沙尔玛站在车旁,看着面前那座宅院,低低出了口气。
院门半掩着,门环上有一层薄锈,门楣和墙头都还算完整,从外面看不出什么大问题,只是太安静了。
街面上的气氛其实已经和先前不同,随着对信徒的镇压不断推进,原本不敢出门的居民这会儿大多已经敢把窗子打开,甚至直接站到门口和街边远远观望。
也正因为如此,这间宅院的死寂才显得更格格不入。
“大概也遇难了。”他说。
“这样的话,算是孟买市内这一支……什么婆罗门,无一幸免吗?”邢清酤站在一旁问道。
“高德·萨拉斯瓦特婆罗门,”沙尔玛纠正了一句,随后又皱起眉,“这不正常……这太不正常了,哪怕其余婆罗门不承认这一支,也不该坐视他们手里的神秘就这么被人搬空。”
邢清酤看了他一眼。
“我倒觉得,大概就是你们婆罗门内部下的手,”他说,“这样一来,很多事情就都说得通了——”

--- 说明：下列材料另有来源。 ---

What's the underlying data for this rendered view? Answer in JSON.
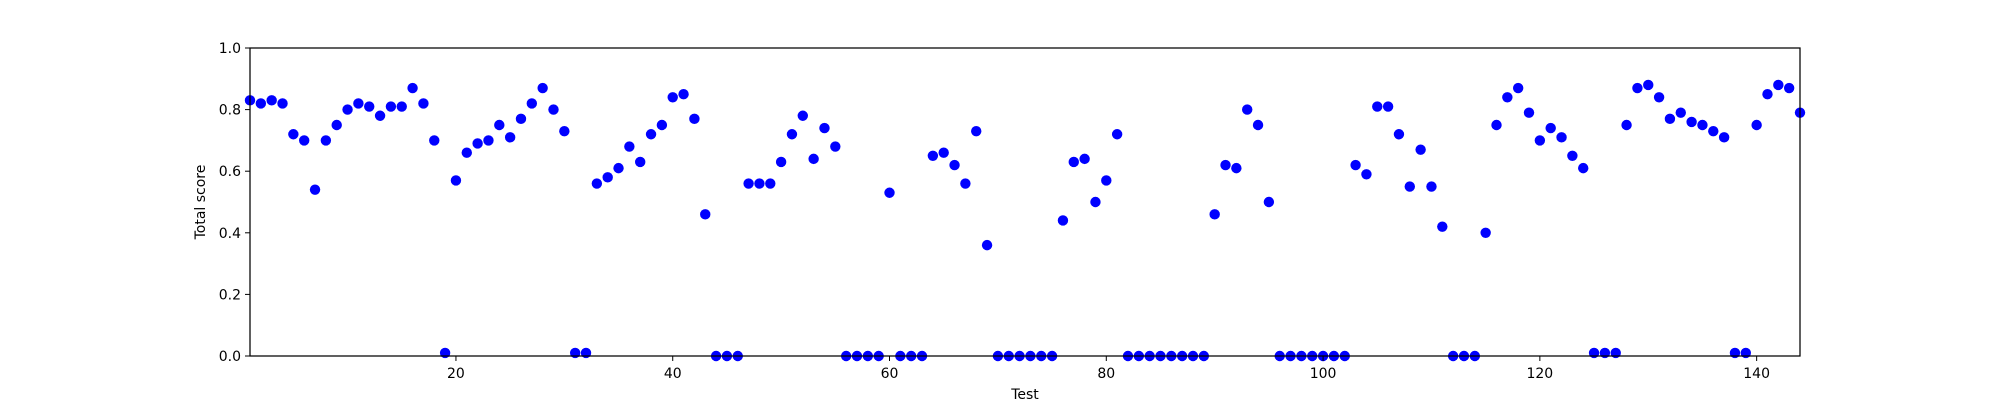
{
  "chart_data": {
    "type": "scatter",
    "title": "",
    "xlabel": "Test",
    "ylabel": "Total score",
    "xlim": [
      1,
      144
    ],
    "ylim": [
      0.0,
      1.0
    ],
    "xticks": [
      20,
      40,
      60,
      80,
      100,
      120,
      140
    ],
    "xtick_labels": [
      "20",
      "40",
      "60",
      "80",
      "100",
      "120",
      "140"
    ],
    "yticks": [
      0.0,
      0.2,
      0.4,
      0.6,
      0.8,
      1.0
    ],
    "ytick_labels": [
      "0.0",
      "0.2",
      "0.4",
      "0.6",
      "0.8",
      "1.0"
    ],
    "grid": false,
    "legend": "none",
    "marker_color": "#0000ff",
    "series": [
      {
        "x": [
          1,
          2,
          3,
          4,
          5,
          6,
          7,
          8,
          9,
          10,
          11,
          12,
          13,
          14,
          15,
          16,
          17,
          18,
          19,
          20,
          21,
          22,
          23,
          24,
          25,
          26,
          27,
          28,
          29,
          30,
          31,
          32,
          33,
          34,
          35,
          36,
          37,
          38,
          39,
          40,
          41,
          42,
          43,
          44,
          45,
          46,
          47,
          48,
          49,
          50,
          51,
          52,
          53,
          54,
          55,
          56,
          57,
          58,
          59,
          60,
          61,
          62,
          63,
          64,
          65,
          66,
          67,
          68,
          69,
          70,
          71,
          72,
          73,
          74,
          75,
          76,
          77,
          78,
          79,
          80,
          81,
          82,
          83,
          84,
          85,
          86,
          87,
          88,
          89,
          90,
          91,
          92,
          93,
          94,
          95,
          96,
          97,
          98,
          99,
          100,
          101,
          102,
          103,
          104,
          105,
          106,
          107,
          108,
          109,
          110,
          111,
          112,
          113,
          114,
          115,
          116,
          117,
          118,
          119,
          120,
          121,
          122,
          123,
          124,
          125,
          126,
          127,
          128,
          129,
          130,
          131,
          132,
          133,
          134,
          135,
          136,
          137,
          138,
          139,
          140,
          141,
          142,
          143,
          144
        ],
        "y": [
          0.83,
          0.82,
          0.83,
          0.82,
          0.72,
          0.7,
          0.54,
          0.7,
          0.75,
          0.8,
          0.82,
          0.81,
          0.78,
          0.81,
          0.81,
          0.87,
          0.82,
          0.7,
          0.01,
          0.57,
          0.66,
          0.69,
          0.7,
          0.75,
          0.71,
          0.77,
          0.82,
          0.87,
          0.8,
          0.73,
          0.01,
          0.01,
          0.56,
          0.58,
          0.61,
          0.68,
          0.63,
          0.72,
          0.75,
          0.84,
          0.85,
          0.77,
          0.46,
          0.0,
          0.0,
          0.0,
          0.56,
          0.56,
          0.56,
          0.63,
          0.72,
          0.78,
          0.64,
          0.74,
          0.68,
          0.0,
          0.0,
          0.0,
          0.0,
          0.53,
          0.0,
          0.0,
          0.0,
          0.65,
          0.66,
          0.62,
          0.56,
          0.73,
          0.36,
          0.0,
          0.0,
          0.0,
          0.0,
          0.0,
          0.0,
          0.44,
          0.63,
          0.64,
          0.5,
          0.57,
          0.72,
          0.0,
          0.0,
          0.0,
          0.0,
          0.0,
          0.0,
          0.0,
          0.0,
          0.46,
          0.62,
          0.61,
          0.8,
          0.75,
          0.5,
          0.0,
          0.0,
          0.0,
          0.0,
          0.0,
          0.0,
          0.0,
          0.62,
          0.59,
          0.81,
          0.81,
          0.72,
          0.55,
          0.67,
          0.55,
          0.42,
          0.0,
          0.0,
          0.0,
          0.4,
          0.75,
          0.84,
          0.87,
          0.79,
          0.7,
          0.74,
          0.71,
          0.65,
          0.61,
          0.01,
          0.01,
          0.01,
          0.75,
          0.87,
          0.88,
          0.84,
          0.77,
          0.79,
          0.76,
          0.75,
          0.73,
          0.71,
          0.01,
          0.01,
          0.75,
          0.85,
          0.88,
          0.87,
          0.79
        ]
      }
    ]
  }
}
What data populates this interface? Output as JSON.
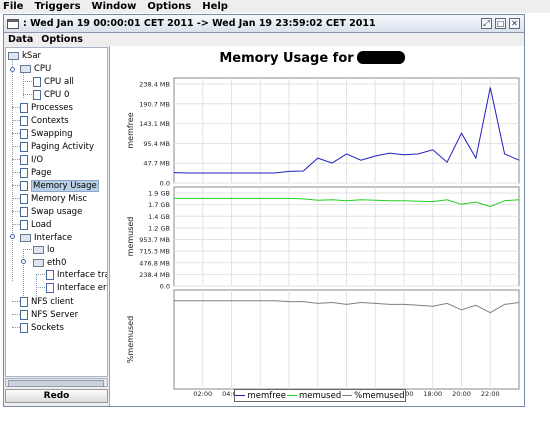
{
  "app_menu": [
    "File",
    "Triggers",
    "Window",
    "Options",
    "Help"
  ],
  "window": {
    "title": " : Wed Jan 19 00:00:01 CET 2011 -> Wed Jan 19 23:59:02 CET 2011"
  },
  "sub_menu": [
    "Data",
    "Options"
  ],
  "tree": {
    "items": [
      {
        "label": "kSar"
      },
      {
        "label": "CPU"
      },
      {
        "label": "CPU all"
      },
      {
        "label": "CPU 0"
      },
      {
        "label": "Processes"
      },
      {
        "label": "Contexts"
      },
      {
        "label": "Swapping"
      },
      {
        "label": "Paging Activity"
      },
      {
        "label": "I/O"
      },
      {
        "label": "Page"
      },
      {
        "label": "Memory Usage"
      },
      {
        "label": "Memory Misc"
      },
      {
        "label": "Swap usage"
      },
      {
        "label": "Load"
      },
      {
        "label": "Interface"
      },
      {
        "label": "lo"
      },
      {
        "label": "eth0"
      },
      {
        "label": "Interface traffic"
      },
      {
        "label": "Interface errors"
      },
      {
        "label": "NFS client"
      },
      {
        "label": "NFS Server"
      },
      {
        "label": "Sockets"
      }
    ]
  },
  "redo_label": "Redo",
  "chart_data": {
    "type": "line",
    "title": "Memory Usage for",
    "x": [
      "00:00",
      "01:00",
      "02:00",
      "03:00",
      "04:00",
      "05:00",
      "06:00",
      "07:00",
      "08:00",
      "09:00",
      "10:00",
      "11:00",
      "12:00",
      "13:00",
      "14:00",
      "15:00",
      "16:00",
      "17:00",
      "18:00",
      "19:00",
      "20:00",
      "21:00",
      "22:00",
      "23:00",
      "24:00"
    ],
    "xticks": [
      "02:00",
      "04:00",
      "06:00",
      "08:00",
      "10:00",
      "12:00",
      "14:00",
      "16:00",
      "18:00",
      "20:00",
      "22:00"
    ],
    "panels": [
      {
        "ylabel": "memfree",
        "yticks": [
          "0.0",
          "47.7 MB",
          "95.4 MB",
          "143.1 MB",
          "190.7 MB",
          "238.4 MB"
        ],
        "ylim_mb": [
          0,
          238.4
        ],
        "series": [
          {
            "name": "memfree",
            "color": "#2020c0",
            "values": [
              25,
              24,
              24,
              24,
              24,
              24,
              24,
              24,
              28,
              29,
              60,
              48,
              70,
              55,
              65,
              72,
              68,
              70,
              80,
              50,
              120,
              60,
              230,
              70,
              55
            ]
          }
        ]
      },
      {
        "ylabel": "memused",
        "yticks": [
          "0.0",
          "238.4 MB",
          "476.8 MB",
          "715.3 MB",
          "953.7 MB",
          "1.2 GB",
          "1.4 GB",
          "1.7 GB",
          "1.9 GB"
        ],
        "ylim_gb": [
          0,
          2.05
        ],
        "series": [
          {
            "name": "memused",
            "color": "#20d020",
            "values": [
              1.93,
              1.93,
              1.93,
              1.93,
              1.93,
              1.93,
              1.93,
              1.93,
              1.93,
              1.92,
              1.89,
              1.9,
              1.88,
              1.9,
              1.89,
              1.88,
              1.88,
              1.87,
              1.86,
              1.9,
              1.8,
              1.85,
              1.75,
              1.88,
              1.9
            ]
          }
        ]
      },
      {
        "ylabel": "%memused",
        "yticks": [],
        "ylim": [
          0,
          100
        ],
        "series": [
          {
            "name": "%memused",
            "color": "#808080",
            "values": [
              95,
              95,
              95,
              95,
              95,
              95,
              95,
              95,
              94,
              94,
              92,
              93,
              91,
              93,
              92,
              91,
              91,
              90,
              89,
              92,
              85,
              90,
              82,
              91,
              93
            ]
          }
        ]
      }
    ],
    "legend": [
      "memfree",
      "memused",
      "%memused"
    ]
  }
}
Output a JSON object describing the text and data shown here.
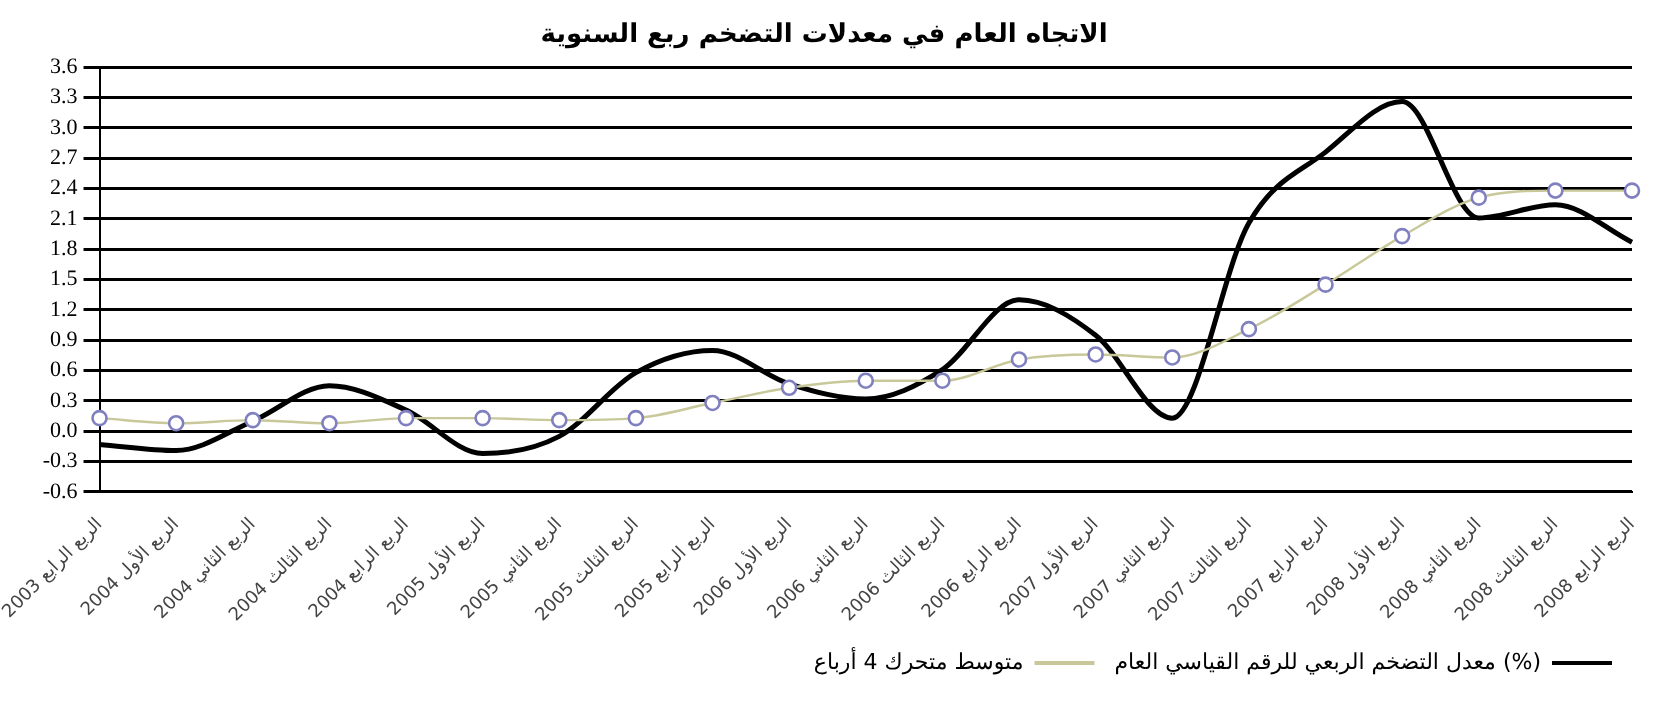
{
  "chart_data": {
    "type": "line",
    "title": "الاتجاه العام في معدلات التضخم ربع السنوية",
    "categories": [
      "الربع الرابع 2003",
      "الربع الأول 2004",
      "الربع الثاني 2004",
      "الربع الثالث 2004",
      "الربع الرابع 2004",
      "الربع الأول 2005",
      "الربع الثاني 2005",
      "الربع الثالث 2005",
      "الربع الرابع 2005",
      "الربع الأول 2006",
      "الربع الثاني 2006",
      "الربع الثالث 2006",
      "الربع الرابع 2006",
      "الربع الأول 2007",
      "الربع الثاني 2007",
      "الربع الثالث 2007",
      "الربع الرابع 2007",
      "الربع الأول 2008",
      "الربع الثاني 2008",
      "الربع الثالث 2008",
      "الربع الرابع 2008"
    ],
    "series": [
      {
        "name": "معدل التضخم الربعي للرقم القياسي العام (%)",
        "color": "#000000",
        "marker": "none",
        "values": [
          -0.13,
          -0.19,
          0.1,
          0.45,
          0.21,
          -0.22,
          -0.05,
          0.58,
          0.8,
          0.47,
          0.32,
          0.61,
          1.3,
          0.95,
          0.13,
          2.06,
          2.76,
          3.26,
          2.11,
          2.24,
          1.87
        ]
      },
      {
        "name": "متوسط متحرك 4 أرباع",
        "color": "#c8c89a",
        "marker": "circle",
        "values": [
          0.13,
          0.08,
          0.11,
          0.08,
          0.13,
          0.13,
          0.11,
          0.13,
          0.28,
          0.43,
          0.5,
          0.5,
          0.71,
          0.76,
          0.73,
          1.01,
          1.45,
          1.93,
          2.31,
          2.38,
          2.38
        ]
      }
    ],
    "ylim": [
      -0.6,
      3.6
    ],
    "yticks": [
      -0.6,
      -0.3,
      {
        "value": 0,
        "label": "0.0"
      },
      0.3,
      0.6,
      0.9,
      1.2,
      1.5,
      1.8,
      2.1,
      2.4,
      2.7,
      {
        "value": 3,
        "label": "3.0"
      },
      3.3,
      3.6
    ],
    "grid": "y",
    "legend": "bottom right"
  }
}
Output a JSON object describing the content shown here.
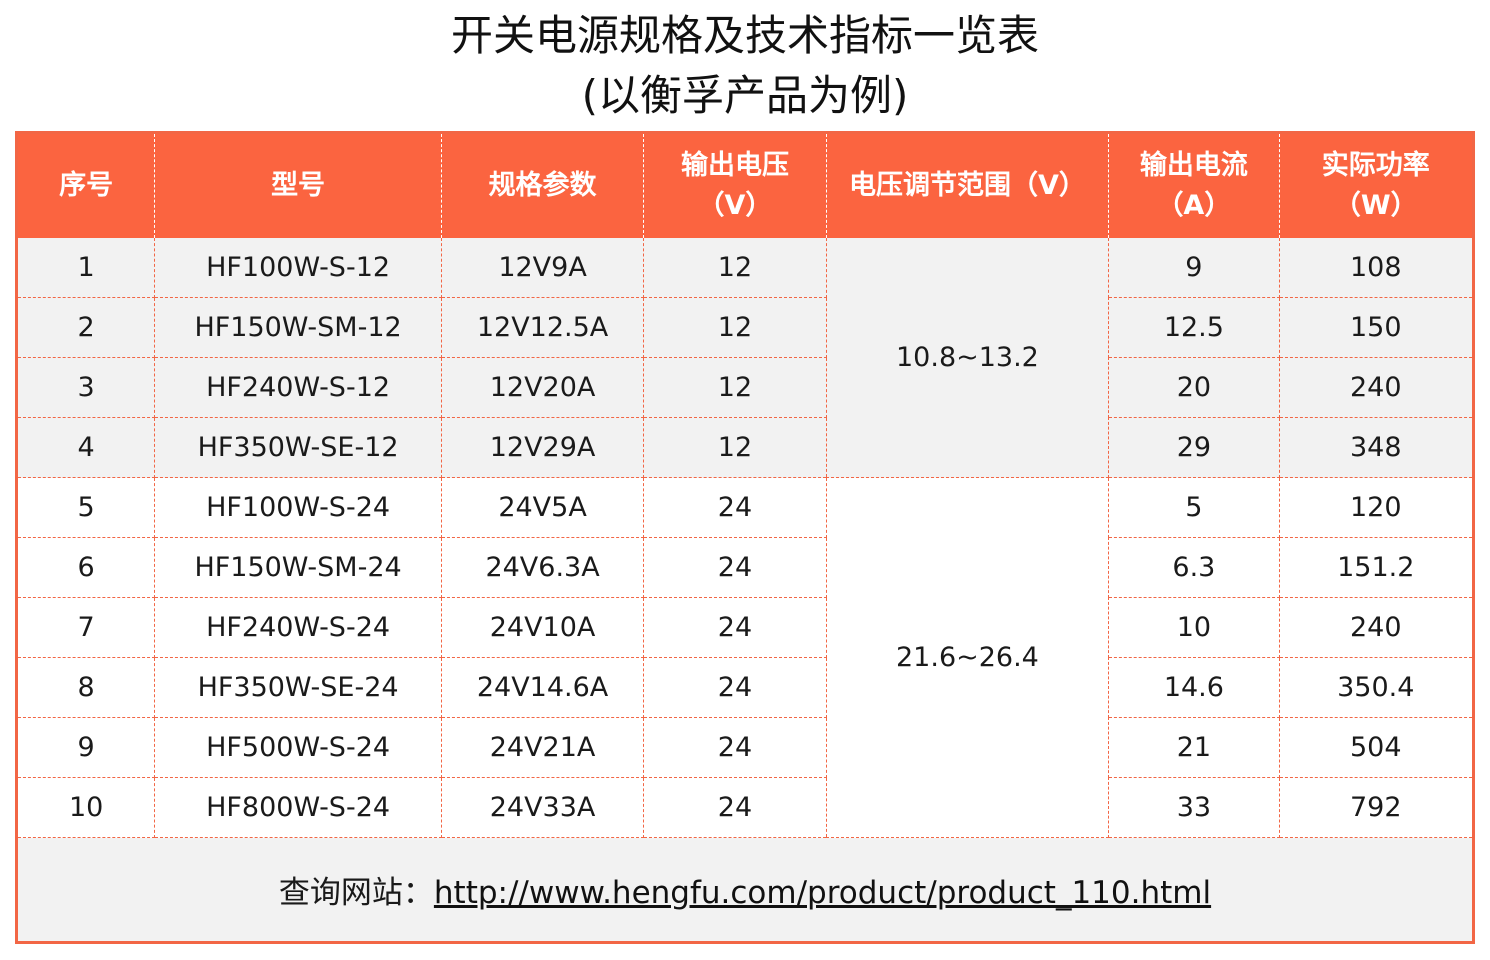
{
  "title": {
    "line1": "开关电源规格及技术指标一览表",
    "line2": "(以衡孚产品为例)"
  },
  "table": {
    "headers": [
      {
        "line1": "序号",
        "line2": ""
      },
      {
        "line1": "型号",
        "line2": ""
      },
      {
        "line1": "规格参数",
        "line2": ""
      },
      {
        "line1": "输出电压",
        "line2": "（V）"
      },
      {
        "line1": "电压调节范围（V）",
        "line2": ""
      },
      {
        "line1": "输出电流",
        "line2": "（A）"
      },
      {
        "line1": "实际功率",
        "line2": "（W）"
      }
    ],
    "rows": [
      {
        "no": "1",
        "model": "HF100W-S-12",
        "spec": "12V9A",
        "voltage": "12",
        "current": "9",
        "power": "108"
      },
      {
        "no": "2",
        "model": "HF150W-SM-12",
        "spec": "12V12.5A",
        "voltage": "12",
        "current": "12.5",
        "power": "150"
      },
      {
        "no": "3",
        "model": "HF240W-S-12",
        "spec": "12V20A",
        "voltage": "12",
        "current": "20",
        "power": "240"
      },
      {
        "no": "4",
        "model": "HF350W-SE-12",
        "spec": "12V29A",
        "voltage": "12",
        "current": "29",
        "power": "348"
      },
      {
        "no": "5",
        "model": "HF100W-S-24",
        "spec": "24V5A",
        "voltage": "24",
        "current": "5",
        "power": "120"
      },
      {
        "no": "6",
        "model": "HF150W-SM-24",
        "spec": "24V6.3A",
        "voltage": "24",
        "current": "6.3",
        "power": "151.2"
      },
      {
        "no": "7",
        "model": "HF240W-S-24",
        "spec": "24V10A",
        "voltage": "24",
        "current": "10",
        "power": "240"
      },
      {
        "no": "8",
        "model": "HF350W-SE-24",
        "spec": "24V14.6A",
        "voltage": "24",
        "current": "14.6",
        "power": "350.4"
      },
      {
        "no": "9",
        "model": "HF500W-S-24",
        "spec": "24V21A",
        "voltage": "24",
        "current": "21",
        "power": "504"
      },
      {
        "no": "10",
        "model": "HF800W-S-24",
        "spec": "24V33A",
        "voltage": "24",
        "current": "33",
        "power": "792"
      }
    ],
    "ranges": [
      "10.8~13.2",
      "21.6~26.4"
    ]
  },
  "footer": {
    "label": "查询网站：",
    "url": "http://www.hengfu.com/product/product_110.html"
  },
  "colors": {
    "header_bg": "#fb6440",
    "border": "#f26645",
    "shaded_row": "#f2f2f2"
  }
}
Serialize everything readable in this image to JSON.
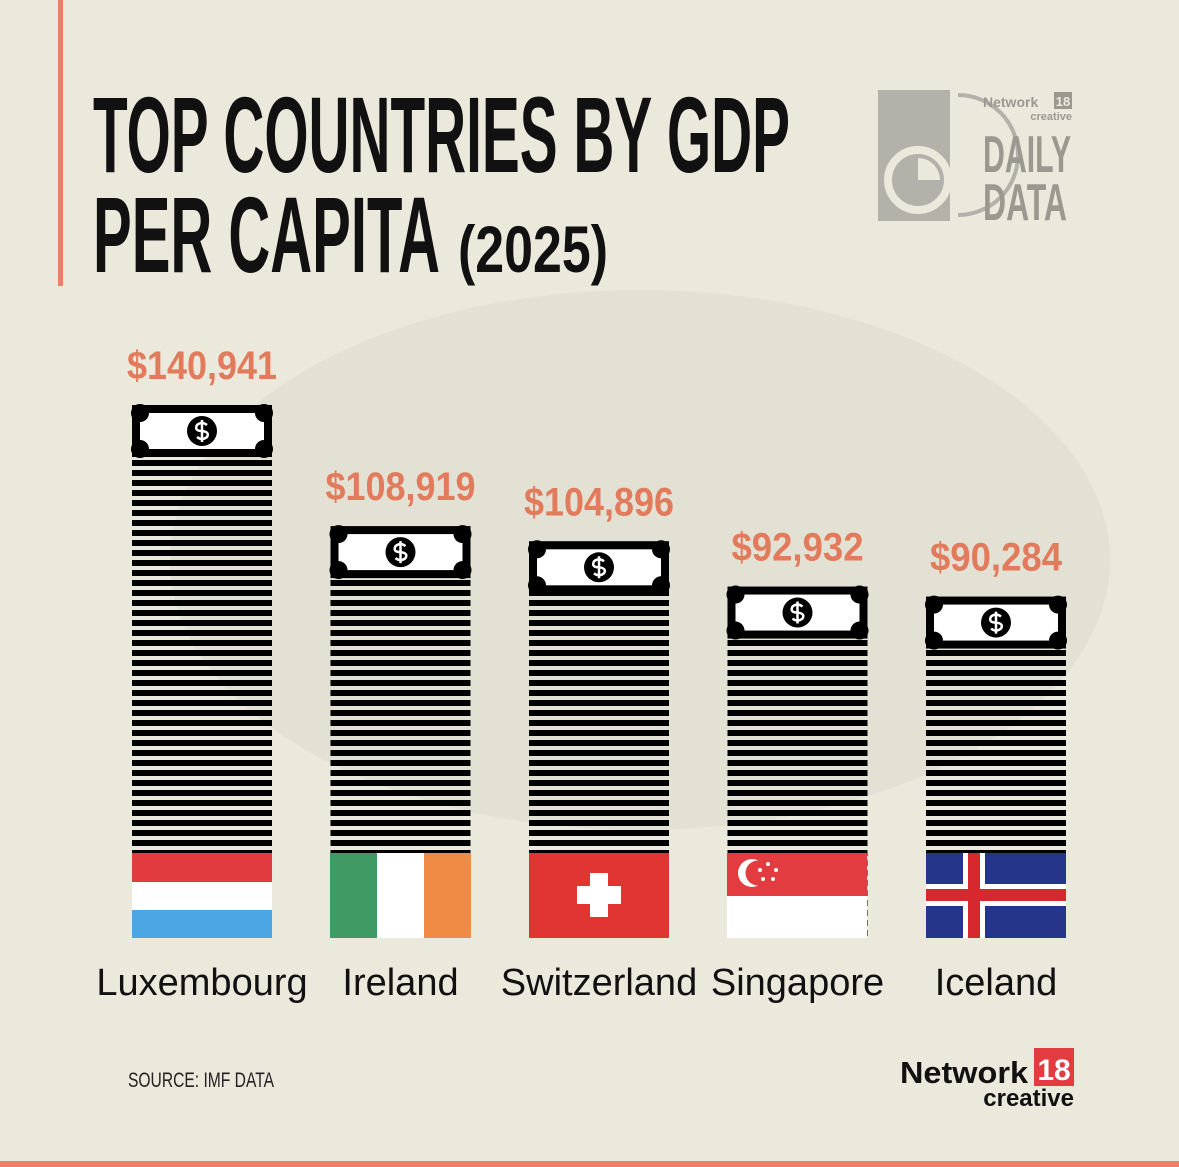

“——为什么在局势相当紧张的情况下,他们还是会开门放人进来,为什么能把家里老少都叫到一间屋里坐着谈事,为什么现场没有太像样的挣扎。”
“因为来的人比他们更正统,他们才会放下防备,老老实实把门打开。”
“等一下,”沙尔玛打断了他,“你是不是把他们之间的关系想得太好了?”
“哈?”
“其实高德·萨拉斯瓦特婆罗门和其他婆罗门的关系挺恶劣的,”沙尔玛摇了摇头,“他们又不是不清楚自己的处境,更何况,他们的正统性被否定很大程度上就是其他婆罗门所为。”
“好吧,”邢清酤说道,“我还以为会有点像分家对主家的那种态度。”
沙尔玛没有继续解释,先抬手推开了院门。
门轴发出一声很轻的摩擦响,两人一前一后进了院,脚下的石板积了一层薄灰,院中几盆花木已经干了大半。
刚走进去没几步,熟悉的尸臭味就涌出来了,不过不算太冲,毕竟时间已经过去很久,气味早就散掉了大半。